Interventions used by occupational therapists for health promotion and prevention of disease and disability for FDIs in LMICs with their proposed health outcomes are summarised in Table 2. It is evident from the six sources included in this review that engaging in occupations leads to improved mental, physical and emotional health and there is a need to ensure marginalised populations are able to access occupations that are important to them.

Table 2 Occupational therapy health promotion and prevention of disease and disability services provided to FDIs in LMICs and their health and well-being benefits

8 Limitations

Although the research in the review only included sources that were conducted in LMICs, the researchers from these sources were from HICs, which is concerning as they may lack contextual understanding of the countries in which they are performing their research. Furthermore, this indicates a disparity in collaborative research between HICs and LMICs as it shows poor capacity building and recognition for LMIC researchers [64]. This allows authors from HICs to receive the academic, social, and financial benefits while researchers from LMICs remain under-represented even though the topics may be more pertinent to them [64].

Furthermore, hand-searches through journals, liaising with stakeholders for additional sources, and non-English articles were not considered. Thus, certain sources could have been undetected. Moreover, while other disciplines have a role to play in the health and well-being of FDIs this was not the focus of this study and it must be acknowledged that this study is limited to occupational therapy led interventions only.

9 Conclusion and recommendations

This scoping review contributes to the understanding of occupational therapy interventions addressing the health and wellbeing of FDIs and highlights the unique role that occupational therapists have in meeting the needs of FDIs. Occupational therapy interventions for health promotion and prevention of disease and disability are highlighted in Table 2 to provide a broader understanding of how occupations lead to positive health outcomes for FDIs.

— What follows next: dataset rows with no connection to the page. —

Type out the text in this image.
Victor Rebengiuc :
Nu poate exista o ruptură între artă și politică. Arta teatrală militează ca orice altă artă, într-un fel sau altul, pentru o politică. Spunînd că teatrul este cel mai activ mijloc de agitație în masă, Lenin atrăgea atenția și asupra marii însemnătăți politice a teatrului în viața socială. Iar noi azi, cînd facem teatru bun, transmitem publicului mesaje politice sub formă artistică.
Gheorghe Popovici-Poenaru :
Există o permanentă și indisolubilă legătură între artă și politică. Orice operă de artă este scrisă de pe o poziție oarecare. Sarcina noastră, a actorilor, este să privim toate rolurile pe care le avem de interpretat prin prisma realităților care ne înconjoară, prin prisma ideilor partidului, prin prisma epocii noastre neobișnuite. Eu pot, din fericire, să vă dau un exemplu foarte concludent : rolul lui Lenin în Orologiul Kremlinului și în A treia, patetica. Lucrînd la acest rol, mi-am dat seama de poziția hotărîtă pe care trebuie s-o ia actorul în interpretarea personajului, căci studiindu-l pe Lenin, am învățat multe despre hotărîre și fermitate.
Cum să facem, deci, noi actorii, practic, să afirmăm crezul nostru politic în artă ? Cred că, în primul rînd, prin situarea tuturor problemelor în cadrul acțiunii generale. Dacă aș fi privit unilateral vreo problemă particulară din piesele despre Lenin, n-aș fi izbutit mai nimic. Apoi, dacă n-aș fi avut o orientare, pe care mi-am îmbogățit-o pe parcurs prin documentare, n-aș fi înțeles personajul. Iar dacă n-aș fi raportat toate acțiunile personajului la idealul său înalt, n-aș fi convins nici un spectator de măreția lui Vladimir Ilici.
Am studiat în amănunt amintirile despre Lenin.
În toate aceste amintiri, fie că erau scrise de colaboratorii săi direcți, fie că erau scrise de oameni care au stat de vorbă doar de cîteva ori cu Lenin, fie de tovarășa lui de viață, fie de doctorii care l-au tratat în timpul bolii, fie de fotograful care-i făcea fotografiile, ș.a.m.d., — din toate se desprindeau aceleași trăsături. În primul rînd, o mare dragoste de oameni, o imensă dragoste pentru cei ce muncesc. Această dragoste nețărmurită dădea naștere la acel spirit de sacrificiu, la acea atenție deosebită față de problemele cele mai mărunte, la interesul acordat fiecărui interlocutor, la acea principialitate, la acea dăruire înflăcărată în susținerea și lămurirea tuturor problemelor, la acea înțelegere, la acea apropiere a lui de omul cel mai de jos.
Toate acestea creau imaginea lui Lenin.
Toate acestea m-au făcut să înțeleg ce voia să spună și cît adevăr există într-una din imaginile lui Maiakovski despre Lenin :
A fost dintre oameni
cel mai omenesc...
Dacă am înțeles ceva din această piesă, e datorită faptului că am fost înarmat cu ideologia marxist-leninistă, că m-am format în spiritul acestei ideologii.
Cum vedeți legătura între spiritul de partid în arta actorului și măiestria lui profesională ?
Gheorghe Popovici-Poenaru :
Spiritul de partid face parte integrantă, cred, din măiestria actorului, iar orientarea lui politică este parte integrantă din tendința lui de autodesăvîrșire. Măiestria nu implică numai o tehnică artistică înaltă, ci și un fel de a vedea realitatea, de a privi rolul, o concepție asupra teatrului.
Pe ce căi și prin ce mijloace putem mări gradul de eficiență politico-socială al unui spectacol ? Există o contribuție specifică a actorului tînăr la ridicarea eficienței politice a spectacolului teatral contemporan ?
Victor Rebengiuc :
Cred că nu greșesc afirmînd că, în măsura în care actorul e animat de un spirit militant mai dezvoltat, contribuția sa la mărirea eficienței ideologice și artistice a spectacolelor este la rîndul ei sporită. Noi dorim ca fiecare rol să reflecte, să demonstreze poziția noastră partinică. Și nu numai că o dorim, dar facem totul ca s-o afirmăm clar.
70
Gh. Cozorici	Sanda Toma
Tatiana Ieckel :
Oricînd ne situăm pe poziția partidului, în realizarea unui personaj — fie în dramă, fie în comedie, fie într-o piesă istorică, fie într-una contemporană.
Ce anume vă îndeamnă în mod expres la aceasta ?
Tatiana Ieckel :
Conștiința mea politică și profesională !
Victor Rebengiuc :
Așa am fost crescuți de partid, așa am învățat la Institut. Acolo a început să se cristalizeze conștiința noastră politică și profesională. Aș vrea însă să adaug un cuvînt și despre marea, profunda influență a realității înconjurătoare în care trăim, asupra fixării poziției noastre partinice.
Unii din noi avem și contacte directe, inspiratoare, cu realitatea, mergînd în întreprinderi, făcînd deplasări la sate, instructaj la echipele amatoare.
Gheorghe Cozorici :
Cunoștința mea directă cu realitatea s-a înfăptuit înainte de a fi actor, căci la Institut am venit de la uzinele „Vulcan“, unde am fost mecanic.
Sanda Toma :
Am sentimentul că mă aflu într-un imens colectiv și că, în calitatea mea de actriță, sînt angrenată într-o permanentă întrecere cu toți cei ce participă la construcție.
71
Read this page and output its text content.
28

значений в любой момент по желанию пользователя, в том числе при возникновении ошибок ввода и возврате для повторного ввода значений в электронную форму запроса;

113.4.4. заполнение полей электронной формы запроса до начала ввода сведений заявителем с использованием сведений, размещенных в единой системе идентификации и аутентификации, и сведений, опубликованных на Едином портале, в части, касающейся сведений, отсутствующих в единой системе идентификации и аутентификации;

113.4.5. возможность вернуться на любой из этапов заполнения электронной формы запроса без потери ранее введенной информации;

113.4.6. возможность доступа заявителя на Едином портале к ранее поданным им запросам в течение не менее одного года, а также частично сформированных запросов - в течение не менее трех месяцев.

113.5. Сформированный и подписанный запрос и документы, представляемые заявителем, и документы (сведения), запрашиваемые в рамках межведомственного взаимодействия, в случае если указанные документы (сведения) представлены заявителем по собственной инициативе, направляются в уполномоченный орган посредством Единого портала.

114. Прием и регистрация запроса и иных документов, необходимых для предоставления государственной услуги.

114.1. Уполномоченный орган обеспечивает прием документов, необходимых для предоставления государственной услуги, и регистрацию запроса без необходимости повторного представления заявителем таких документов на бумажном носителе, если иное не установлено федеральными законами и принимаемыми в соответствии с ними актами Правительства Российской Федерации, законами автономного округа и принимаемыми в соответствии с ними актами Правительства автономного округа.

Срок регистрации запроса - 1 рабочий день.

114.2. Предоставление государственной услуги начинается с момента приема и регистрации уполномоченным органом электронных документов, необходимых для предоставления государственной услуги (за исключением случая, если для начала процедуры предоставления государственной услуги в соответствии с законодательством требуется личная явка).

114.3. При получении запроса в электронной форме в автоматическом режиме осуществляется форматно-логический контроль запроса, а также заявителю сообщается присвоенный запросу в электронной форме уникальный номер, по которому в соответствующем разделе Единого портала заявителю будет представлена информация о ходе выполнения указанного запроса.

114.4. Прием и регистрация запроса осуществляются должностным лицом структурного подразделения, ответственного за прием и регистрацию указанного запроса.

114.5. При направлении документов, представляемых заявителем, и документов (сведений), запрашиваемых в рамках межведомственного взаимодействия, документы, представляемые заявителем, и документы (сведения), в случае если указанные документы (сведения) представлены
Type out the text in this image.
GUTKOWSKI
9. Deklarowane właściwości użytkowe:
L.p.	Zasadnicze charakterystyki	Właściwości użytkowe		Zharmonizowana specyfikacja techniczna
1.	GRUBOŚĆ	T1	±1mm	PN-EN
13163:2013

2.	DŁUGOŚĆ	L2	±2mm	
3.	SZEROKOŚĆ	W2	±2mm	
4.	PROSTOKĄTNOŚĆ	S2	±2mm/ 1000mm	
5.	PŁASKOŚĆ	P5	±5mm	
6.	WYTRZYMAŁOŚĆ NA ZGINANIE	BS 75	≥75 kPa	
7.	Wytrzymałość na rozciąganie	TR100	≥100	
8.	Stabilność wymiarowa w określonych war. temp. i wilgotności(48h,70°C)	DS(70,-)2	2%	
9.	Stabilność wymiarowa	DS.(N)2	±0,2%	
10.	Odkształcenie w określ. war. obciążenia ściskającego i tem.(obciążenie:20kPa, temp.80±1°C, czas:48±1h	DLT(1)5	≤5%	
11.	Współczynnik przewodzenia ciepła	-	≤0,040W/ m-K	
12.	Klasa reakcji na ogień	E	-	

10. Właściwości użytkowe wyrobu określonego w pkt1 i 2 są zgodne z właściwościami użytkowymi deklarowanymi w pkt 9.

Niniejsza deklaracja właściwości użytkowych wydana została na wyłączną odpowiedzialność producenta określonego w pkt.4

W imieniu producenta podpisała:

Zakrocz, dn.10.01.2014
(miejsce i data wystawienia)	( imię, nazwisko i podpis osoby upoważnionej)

Recommendations for future research include establishing congruency between the needs of FDIs and the occupational therapy services provided, which will be useful to ensure client-centred service delivery. Further research into the expressed needs of FDIs will enable meaningful occupational therapy interventions. Moreover, further studies could look at the role of health promotion and prevention of disease and disability with the FDI population from the perspective of other disciplines. Recommendations for practice include addressing occupational injustices using a multisectoral approach and including occupational therapy services to address both medical and social challenges. Furthermore, it is advocated that occupational therapy services should be included in health promotion and prevention of disease and disability policies and guidelines for FDIs. As there are currently small global organisations that deliver occupational therapy services to FDIs, it is recommended that links between these organisations are established to standardise services and ensure all areas within LMICs are being covered equitably. Partnering global existing organisations through a direct management link can help create a more centralised body for occupational therapy services for FDIs with a larger global force so the most benefit can be derived from occupational therapy services for FDIs in LMICs.